On Jun 28, 2011, at 9:39 PM, Imran Hendley wrote:
Hi, long-time lurker and occasional poster here,
Thank you for the paper. I hope you don't mind me asking a few very
basic questions, since I am having trouble understanding exactly
what you are doing.
Let's say we are using a linear classifier. Then our output (the
predicted move) should look like:
argmax_i (y[i]), where y[i] = w1[i] · m1 + w2[i] · m2 + b
Where each w[i] is a weight vector for location i on the board, the
m's are the (column) input vectors (which I assume are 1 at the move
location and zero elsewhere), and b is the bias term.
There is a separate bias for each move, so b in your formula should be
b[i].
To train our classifier online, we want to do something like: (1)
Generate a prediction for a training example. (2) Calculate the
error. (3) Update the feature weights. (4) Repeat.
If I understand, online training happens during the course of one
game, as we are playing. Moreover, we are using our classifier to
generate moves to select in the first phase of our simulation, as a
replacement for MCTS, and before playouts.
Correct.
Now this is where I have to start guessing the details. Are our
training examples playouts, and is our error function just 0 if the
playout wins, and 1 if it loses?
The "correct output" is 1 if the playout wins, 0 if it loses.

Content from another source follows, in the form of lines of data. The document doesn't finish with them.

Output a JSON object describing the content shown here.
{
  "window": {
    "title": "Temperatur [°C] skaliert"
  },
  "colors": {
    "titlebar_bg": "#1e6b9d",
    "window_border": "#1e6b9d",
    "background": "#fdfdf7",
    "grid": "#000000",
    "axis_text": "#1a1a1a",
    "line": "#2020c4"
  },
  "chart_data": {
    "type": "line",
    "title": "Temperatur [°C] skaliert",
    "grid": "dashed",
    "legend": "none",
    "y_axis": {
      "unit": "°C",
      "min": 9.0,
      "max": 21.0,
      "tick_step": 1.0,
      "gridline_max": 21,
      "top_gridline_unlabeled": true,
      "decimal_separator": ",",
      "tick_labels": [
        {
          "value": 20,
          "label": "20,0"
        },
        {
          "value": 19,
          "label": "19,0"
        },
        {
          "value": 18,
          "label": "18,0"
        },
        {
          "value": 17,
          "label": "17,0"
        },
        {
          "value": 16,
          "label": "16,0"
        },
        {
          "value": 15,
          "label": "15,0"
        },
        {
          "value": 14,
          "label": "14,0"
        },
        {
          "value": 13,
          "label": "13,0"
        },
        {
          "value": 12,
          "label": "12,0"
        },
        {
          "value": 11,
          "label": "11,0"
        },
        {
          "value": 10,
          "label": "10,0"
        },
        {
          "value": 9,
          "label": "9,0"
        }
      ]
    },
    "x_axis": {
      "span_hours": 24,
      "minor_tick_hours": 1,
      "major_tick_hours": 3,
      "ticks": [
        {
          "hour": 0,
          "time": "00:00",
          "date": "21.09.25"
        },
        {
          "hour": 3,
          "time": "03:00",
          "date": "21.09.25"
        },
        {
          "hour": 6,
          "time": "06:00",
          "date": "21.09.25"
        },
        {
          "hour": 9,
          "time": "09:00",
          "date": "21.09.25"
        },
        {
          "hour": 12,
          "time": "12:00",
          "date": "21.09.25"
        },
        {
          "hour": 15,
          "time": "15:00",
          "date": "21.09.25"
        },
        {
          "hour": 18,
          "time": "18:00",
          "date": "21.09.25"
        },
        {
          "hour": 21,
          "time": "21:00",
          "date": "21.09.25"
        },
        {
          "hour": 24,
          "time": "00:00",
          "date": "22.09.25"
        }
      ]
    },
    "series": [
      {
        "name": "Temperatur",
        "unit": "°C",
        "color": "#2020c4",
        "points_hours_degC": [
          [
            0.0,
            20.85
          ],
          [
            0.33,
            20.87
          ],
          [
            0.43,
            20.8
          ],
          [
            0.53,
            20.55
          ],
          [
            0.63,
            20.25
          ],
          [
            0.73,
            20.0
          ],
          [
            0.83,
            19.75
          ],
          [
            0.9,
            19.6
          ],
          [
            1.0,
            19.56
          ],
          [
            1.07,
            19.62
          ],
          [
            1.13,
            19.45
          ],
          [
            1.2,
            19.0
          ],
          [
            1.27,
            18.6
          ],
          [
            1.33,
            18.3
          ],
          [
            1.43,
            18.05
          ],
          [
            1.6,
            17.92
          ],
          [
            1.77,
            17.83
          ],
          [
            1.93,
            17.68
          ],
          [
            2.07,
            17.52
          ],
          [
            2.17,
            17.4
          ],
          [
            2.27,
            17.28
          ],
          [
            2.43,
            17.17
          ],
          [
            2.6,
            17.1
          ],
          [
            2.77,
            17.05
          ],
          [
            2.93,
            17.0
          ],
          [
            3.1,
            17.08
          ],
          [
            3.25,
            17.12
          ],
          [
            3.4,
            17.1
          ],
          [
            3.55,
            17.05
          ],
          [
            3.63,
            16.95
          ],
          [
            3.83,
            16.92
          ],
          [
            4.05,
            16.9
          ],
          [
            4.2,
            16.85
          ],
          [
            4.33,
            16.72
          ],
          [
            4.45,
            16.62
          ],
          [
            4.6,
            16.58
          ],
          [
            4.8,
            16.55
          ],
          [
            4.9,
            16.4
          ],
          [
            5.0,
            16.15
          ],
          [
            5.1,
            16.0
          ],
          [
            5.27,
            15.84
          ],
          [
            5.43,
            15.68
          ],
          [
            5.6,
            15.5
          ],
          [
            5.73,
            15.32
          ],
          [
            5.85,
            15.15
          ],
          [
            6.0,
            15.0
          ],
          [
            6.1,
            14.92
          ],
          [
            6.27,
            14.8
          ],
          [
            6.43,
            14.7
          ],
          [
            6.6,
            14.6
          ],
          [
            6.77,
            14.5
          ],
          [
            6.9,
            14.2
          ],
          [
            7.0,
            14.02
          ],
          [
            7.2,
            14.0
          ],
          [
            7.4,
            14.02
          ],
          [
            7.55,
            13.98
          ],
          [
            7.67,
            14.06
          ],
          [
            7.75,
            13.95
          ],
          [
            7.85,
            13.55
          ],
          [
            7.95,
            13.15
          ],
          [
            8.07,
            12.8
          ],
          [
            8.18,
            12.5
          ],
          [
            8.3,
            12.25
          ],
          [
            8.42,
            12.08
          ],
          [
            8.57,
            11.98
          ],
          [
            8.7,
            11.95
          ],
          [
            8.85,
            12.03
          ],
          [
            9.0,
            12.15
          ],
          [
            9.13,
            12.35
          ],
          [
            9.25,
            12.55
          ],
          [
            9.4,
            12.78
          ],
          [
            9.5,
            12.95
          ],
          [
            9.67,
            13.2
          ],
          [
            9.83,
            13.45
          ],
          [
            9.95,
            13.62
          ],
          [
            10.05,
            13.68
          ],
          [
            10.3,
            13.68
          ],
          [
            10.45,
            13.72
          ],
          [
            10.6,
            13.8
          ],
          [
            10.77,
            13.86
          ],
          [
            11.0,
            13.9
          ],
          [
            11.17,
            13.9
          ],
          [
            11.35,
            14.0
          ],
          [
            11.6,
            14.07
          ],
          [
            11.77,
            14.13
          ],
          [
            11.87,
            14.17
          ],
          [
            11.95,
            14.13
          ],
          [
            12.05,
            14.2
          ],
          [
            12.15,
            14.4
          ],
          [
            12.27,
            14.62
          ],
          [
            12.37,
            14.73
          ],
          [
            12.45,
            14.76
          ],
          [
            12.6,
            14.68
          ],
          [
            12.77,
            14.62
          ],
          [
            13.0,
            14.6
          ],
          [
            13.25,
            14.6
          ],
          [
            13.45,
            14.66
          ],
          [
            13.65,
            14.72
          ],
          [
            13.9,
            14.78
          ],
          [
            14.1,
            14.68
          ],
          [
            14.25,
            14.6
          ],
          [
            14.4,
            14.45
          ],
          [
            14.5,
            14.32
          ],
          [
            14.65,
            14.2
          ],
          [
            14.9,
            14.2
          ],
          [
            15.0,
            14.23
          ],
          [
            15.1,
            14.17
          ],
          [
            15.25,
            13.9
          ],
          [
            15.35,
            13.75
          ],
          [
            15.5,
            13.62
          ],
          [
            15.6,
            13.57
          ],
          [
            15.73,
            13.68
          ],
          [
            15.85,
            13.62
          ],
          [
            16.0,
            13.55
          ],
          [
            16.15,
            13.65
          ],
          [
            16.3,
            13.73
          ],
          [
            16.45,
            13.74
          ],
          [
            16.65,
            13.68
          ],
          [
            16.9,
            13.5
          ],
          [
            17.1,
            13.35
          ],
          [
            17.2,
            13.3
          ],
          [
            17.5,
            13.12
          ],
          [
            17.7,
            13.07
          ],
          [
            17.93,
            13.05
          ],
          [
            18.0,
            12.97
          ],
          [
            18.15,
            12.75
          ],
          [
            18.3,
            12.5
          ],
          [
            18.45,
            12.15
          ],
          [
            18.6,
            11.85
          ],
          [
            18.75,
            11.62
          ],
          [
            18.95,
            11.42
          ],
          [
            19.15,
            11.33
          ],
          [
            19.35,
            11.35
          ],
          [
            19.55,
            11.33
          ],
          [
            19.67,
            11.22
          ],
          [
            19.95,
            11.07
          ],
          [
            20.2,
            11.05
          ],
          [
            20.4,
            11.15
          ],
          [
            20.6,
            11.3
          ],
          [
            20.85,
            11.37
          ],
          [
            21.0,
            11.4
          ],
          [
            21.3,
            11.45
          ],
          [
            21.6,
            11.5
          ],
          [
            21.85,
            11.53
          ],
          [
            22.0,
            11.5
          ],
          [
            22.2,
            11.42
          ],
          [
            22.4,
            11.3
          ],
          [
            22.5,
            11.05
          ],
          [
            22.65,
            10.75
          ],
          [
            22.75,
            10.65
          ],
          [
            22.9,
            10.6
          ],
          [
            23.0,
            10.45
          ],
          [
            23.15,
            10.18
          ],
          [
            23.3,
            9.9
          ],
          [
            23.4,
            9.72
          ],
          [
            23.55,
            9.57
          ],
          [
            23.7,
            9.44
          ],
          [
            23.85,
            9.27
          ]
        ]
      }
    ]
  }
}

The
error is the difference between the correct output and the actual
output.
And as we run more playouts, the classifier will update its weights
and select a different sequence of moves in the first phase of our
simulation (analogous to selecting different paths down the search
tree based on node scores in MCTS)? And when we use up our allotted
time for one turn we just return the next move (from the current
position) that our classifier predicts, based on its current weights?
We tried this, but the classifier fluctuates quite a bit. (This is, we
think, a desirably property to keep up exploration.) Instead, we
choose as the actual move the move through which the most playouts
were played.)
The paper says we fix the number of moves we select with the
classifier before running playouts (unlike starting from the root
and expanding in MCTS). This is where things start getting really
fuzzy for me. Do we propagate the results of a playout back up this
sequence? i.e. if we get a win, do we perform updates of our
classifier for each two-move sequence in the full sequence?
Yes. The classifier therefore learns from the entire playout, not just
from moves generated by the playout. (This is vaguely analogous to
RAVE.)
I would really like to get to the deeper questions about
interpreting what is really going on, but I first need to make sure
I am on the right page here. Sincere apologies for the stupid
questions. I really hope my understanding didn't get derailed so
early on that most of my questions in this message are gibberish.
But I did want to show that I actually made a concerted effort to
understand the paper before asking what on earth it is all about!
No problem -- we look forward to any insights you can offer!